# Always check your springs...



## Dog_One (Mar 10, 2018)

Trailer & boat ended up on its side, luckily on a city street. Nobody hurt, no property damage, outside edge of the gunwale has a nice flat scrape about a foot long. I was lucky it didn't happen on the freeway.

Next time I buy a used boat/trailer, I'm crawling *all *the way under with a flashlight to check the springs for cracks.


----------



## finstr (Jun 23, 2018)

Good advice. Thanks Dog
Hope your boat is an easy fix and glad nobody was hurt.
I’m goin to look at mine as soon as the rain stops.


----------



## Dog_One (Jun 23, 2018)

Thanks finstr. Replaced the springs and tires, was back on the water a couple weeks later.

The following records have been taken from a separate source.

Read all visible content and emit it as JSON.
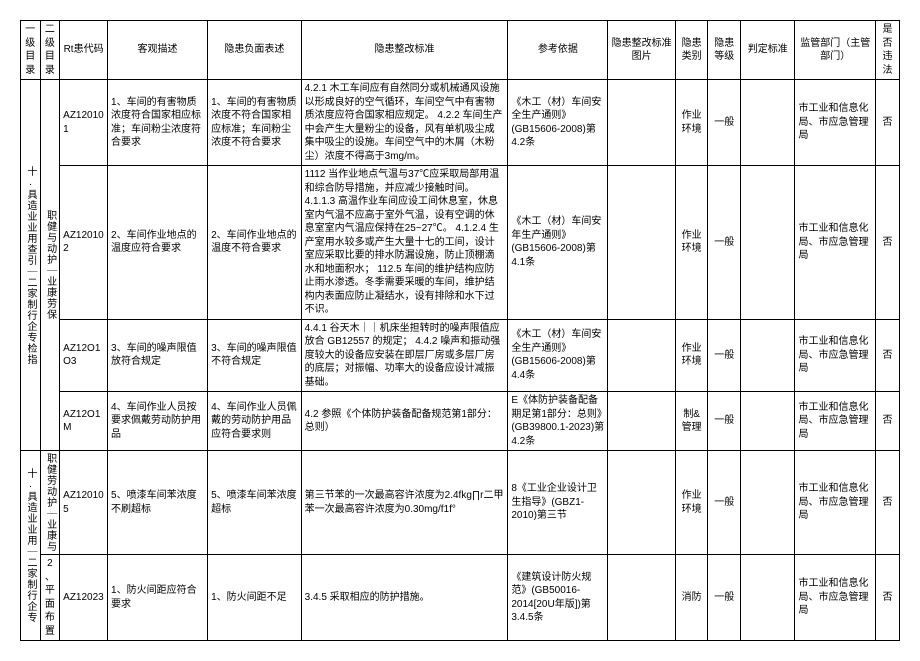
{
  "headers": {
    "lv1": "一级目录",
    "lv2": "二级目录",
    "code": "Rt患代码",
    "obj": "客观描述",
    "neg": "隐患负面表述",
    "std": "隐患整改标准",
    "ref": "参考依据",
    "img": "隐患整改标准图片",
    "cat": "隐患类别",
    "lvl": "隐患等级",
    "judge": "判定标准",
    "dept": "监管部门（主管部门）",
    "ill": "是否违法"
  },
  "lv1_a": "十.具造业业用查引｜二家制行企专检指",
  "lv2_a": "职健与动护｜业康劳保",
  "lv1_b": "十.具造业业用｜二家制行企专",
  "lv2_b": "职健劳动护｜业康与",
  "lv2_c": "2、平面布置",
  "rows": [
    {
      "code": "AZ120101",
      "obj": "1、车间的有害物质浓度符合国家相应标准；车间粉尘浓度符合要求",
      "neg": "1、车间的有害物质浓度不符合国家相应标准；车间粉尘浓度不符合要求",
      "std": "4.2.1 木工车间应有自然同分或机械通风设施以形成良好的空气循环，车间空气中有害物质浓度应符合国家相应规定。\n4.2.2 车间生产中会产生大量粉尘的设备，风有单机吸尘成集中吸尘的设施。车间空气中的木屑（木粉尘）浓度不得高于3mg/m。",
      "ref": "《木工（材）车间安全生产通则》(GB15606-2008)第4.2条",
      "cat": "作业环境",
      "lvl": "一般",
      "dept": "市工业和信息化局、市应急管理局",
      "ill": "否"
    },
    {
      "code": "AZ120102",
      "obj": "2、车间作业地点的温度应符合要求",
      "neg": "2、车间作业地点的温度不符合要求",
      "std": "1112 当作业地点气温与37℃应采取局部用温和综合防导措施，并应减少接触时间。\n4.1.1.3 高温作业车间应设工间休息室，休息室内气温不应高于室外气温，设有空调的休息室室内气温应保持在25~27℃。\n4.1.2.4 生产室用水较多或产生大量十七的工间，设计室应采取比要的排水防漏设施，防止顶棚滴水和地面积水；\n112.5 车间的维护结构应防止雨水渗透。冬季需要采暖的车间，维护结构内表面应防止凝结水，设有排除和水下过不识。",
      "ref": "《木工（材）车间安年生产通则》(GB15606-2008)第4.1条",
      "cat": "作业环境",
      "lvl": "一般",
      "dept": "市工业和信息化局、市应急管理局",
      "ill": "否"
    },
    {
      "code": "AZ12O1O3",
      "obj": "3、车间的噪声限值放符合规定",
      "neg": "3、车间的噪声限值不符合规定",
      "std": "4.4.1 谷天木｜｜机床坐担转时的噪声限值应放合 GB12557 的规定；\n4.4.2 噪声和振动强度较大的设备应安装在即层厂房或多层厂房的底层；对振幅、功率大的设备应设计减振基础。",
      "ref": "《木工（材）车间安全生产通则》(GB15606-2008)第4.4条",
      "cat": "作业环境",
      "lvl": "一般",
      "dept": "市工业和信息化局、市应急管理局",
      "ill": "否"
    },
    {
      "code": "AZ12O1M",
      "obj": "4、车间作业人员按要求佩戴劳动防护用品",
      "neg": "4、车间作业人员佩戴的劳动防护用品应符合要求则",
      "std": "4.2 参照《个体防护装备配备规范第1部分：总则）",
      "ref": "E《体防护装备配备期足第1部分：总则》(GB39800.1-2023)第4.2条",
      "cat": "制&管理",
      "lvl": "一般",
      "dept": "市工业和信息化局、市应急管理局",
      "ill": "否"
    },
    {
      "code": "AZ120105",
      "obj": "5、喷漆车间苯浓度不刷超标",
      "neg": "5、喷漆车间苯浓度超标",
      "std": "第三节苯的一次最高容许浓度为2.4fkg∏r二甲苯一次最高容许浓度为0.30mg/f1f°",
      "ref": "8《工业企业设计卫生指导》(GBZ1-2010)第三节",
      "cat": "作业环境",
      "lvl": "一般",
      "dept": "市工业和信息化局、市应急管理局",
      "ill": "否"
    },
    {
      "code": "AZ12023",
      "obj": "1、防火间距应符合要求",
      "neg": "1、防火间距不足",
      "std": "3.4.5 采取相应的防护措施。",
      "ref": "《建筑设计防火规范》(GB50016-2014[20U年版])第3.4.5条",
      "cat": "消防",
      "lvl": "一般",
      "dept": "市工业和信息化局、市应急管理局",
      "ill": "否"
    }
  ]
}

I wonder though - even if I had crawled under and inspected, since the crack was at the mounting point, would I have noticed the crack?

Anyway, be safe out there!


----------



## richg99 (Jun 24, 2018)

Thanks for the warning.


----------



## LDUBS (Jun 26, 2018)

I wonder if you would have seen it too. Just a first glance at the spring you wouldn't think it looks like a problem. Man oh man, yours is the second post in a short period about a trailer failure while towing the boat. Sorry it happened. Thanks for reminding us a routine inspections are a good idea.


----------



## Bateman (Jun 26, 2018)

I'm willing to bet you would have never seen that honestly. That looks like it started as a very hairline stress fracture that turned into complete metal fatigue. 

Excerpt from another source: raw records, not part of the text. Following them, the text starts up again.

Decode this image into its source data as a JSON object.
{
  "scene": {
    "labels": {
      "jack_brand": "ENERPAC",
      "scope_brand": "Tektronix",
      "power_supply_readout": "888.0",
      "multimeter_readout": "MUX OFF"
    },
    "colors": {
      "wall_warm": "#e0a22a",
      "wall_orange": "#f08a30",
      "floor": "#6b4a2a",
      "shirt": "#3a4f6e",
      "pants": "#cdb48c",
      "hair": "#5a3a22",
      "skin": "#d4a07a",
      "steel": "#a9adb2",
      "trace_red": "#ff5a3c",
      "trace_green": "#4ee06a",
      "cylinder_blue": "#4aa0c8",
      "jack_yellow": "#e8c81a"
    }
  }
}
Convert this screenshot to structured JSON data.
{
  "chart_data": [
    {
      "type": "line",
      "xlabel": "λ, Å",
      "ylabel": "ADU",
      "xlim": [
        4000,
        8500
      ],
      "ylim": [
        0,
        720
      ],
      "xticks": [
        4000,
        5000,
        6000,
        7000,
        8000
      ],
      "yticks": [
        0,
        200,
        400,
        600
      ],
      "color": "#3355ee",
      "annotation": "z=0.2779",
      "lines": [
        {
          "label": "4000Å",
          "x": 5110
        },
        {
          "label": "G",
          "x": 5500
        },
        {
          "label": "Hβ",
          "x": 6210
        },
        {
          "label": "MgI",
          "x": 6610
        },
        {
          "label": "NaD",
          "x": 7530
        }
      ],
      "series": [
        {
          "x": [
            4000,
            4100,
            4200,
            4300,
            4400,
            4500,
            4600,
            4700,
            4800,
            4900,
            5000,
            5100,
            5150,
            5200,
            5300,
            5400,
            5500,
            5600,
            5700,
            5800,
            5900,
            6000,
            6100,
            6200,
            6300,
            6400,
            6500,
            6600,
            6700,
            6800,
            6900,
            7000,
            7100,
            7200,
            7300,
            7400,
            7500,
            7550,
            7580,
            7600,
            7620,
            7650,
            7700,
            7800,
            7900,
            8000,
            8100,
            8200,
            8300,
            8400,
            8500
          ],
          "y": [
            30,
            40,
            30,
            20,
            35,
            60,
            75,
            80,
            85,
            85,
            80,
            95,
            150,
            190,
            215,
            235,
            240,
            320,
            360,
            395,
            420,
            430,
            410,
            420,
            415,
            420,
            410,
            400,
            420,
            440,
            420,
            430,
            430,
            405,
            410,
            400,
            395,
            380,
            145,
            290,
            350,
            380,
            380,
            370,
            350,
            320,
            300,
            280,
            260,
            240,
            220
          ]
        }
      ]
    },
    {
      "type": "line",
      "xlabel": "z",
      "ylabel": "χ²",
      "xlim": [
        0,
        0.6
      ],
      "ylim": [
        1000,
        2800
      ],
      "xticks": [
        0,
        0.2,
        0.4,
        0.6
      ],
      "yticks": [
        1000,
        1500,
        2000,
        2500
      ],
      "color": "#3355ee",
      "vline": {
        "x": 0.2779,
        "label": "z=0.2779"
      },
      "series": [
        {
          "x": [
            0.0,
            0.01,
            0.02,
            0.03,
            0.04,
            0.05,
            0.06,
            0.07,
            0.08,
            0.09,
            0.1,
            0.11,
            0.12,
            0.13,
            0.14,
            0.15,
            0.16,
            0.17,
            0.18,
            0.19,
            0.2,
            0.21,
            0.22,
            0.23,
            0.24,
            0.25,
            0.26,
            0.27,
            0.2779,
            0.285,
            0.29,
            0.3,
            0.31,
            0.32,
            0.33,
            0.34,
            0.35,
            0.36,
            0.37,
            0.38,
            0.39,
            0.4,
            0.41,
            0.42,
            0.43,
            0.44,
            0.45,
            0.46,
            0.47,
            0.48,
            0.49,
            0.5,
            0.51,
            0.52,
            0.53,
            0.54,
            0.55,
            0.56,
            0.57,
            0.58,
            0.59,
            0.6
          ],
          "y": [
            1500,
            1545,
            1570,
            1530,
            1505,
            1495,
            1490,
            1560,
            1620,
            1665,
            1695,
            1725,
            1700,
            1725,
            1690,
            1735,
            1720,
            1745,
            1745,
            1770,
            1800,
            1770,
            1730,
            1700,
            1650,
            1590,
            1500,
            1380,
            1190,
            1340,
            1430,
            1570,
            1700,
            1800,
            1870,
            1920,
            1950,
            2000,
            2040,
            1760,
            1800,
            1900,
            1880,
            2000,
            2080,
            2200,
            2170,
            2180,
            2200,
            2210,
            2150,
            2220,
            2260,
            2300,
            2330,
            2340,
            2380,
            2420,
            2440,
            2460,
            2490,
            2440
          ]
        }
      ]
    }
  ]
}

I am surprised to see two mishaps like this on boat trailers. In the offroad world, the leaf spring crowd can break them often, but we are talking about a factory spring that was used and then salvaged to use on a purpose built crawler. Years, maybe decades of use, then used exclusively over an axle that over flexes the springs in both directions for who knows how long before breaking. 

Just makes me curious of what happened to that spring. That looks like nothing I have ever seen as far as leaf spring breakage. Whether it be mfg. defect or what I do not know, but it just doesn't seem normal.


----------



## Riverdog (Jun 29, 2018)

If the spring broke, I'm guessing it was abused. I have 1996 heavily loaded pontoon trailer. Never had a problem with the springs. I broke two springs on my work trailer. Finally figured out it was speed bumps I was going over too fast.


----------



## LDUBS (Jun 29, 2018)

I hate speed bumps when I'm pulling the boat. I creep over them at about 2 mph. People behind me probably don't like it, but them's the breaks.


----------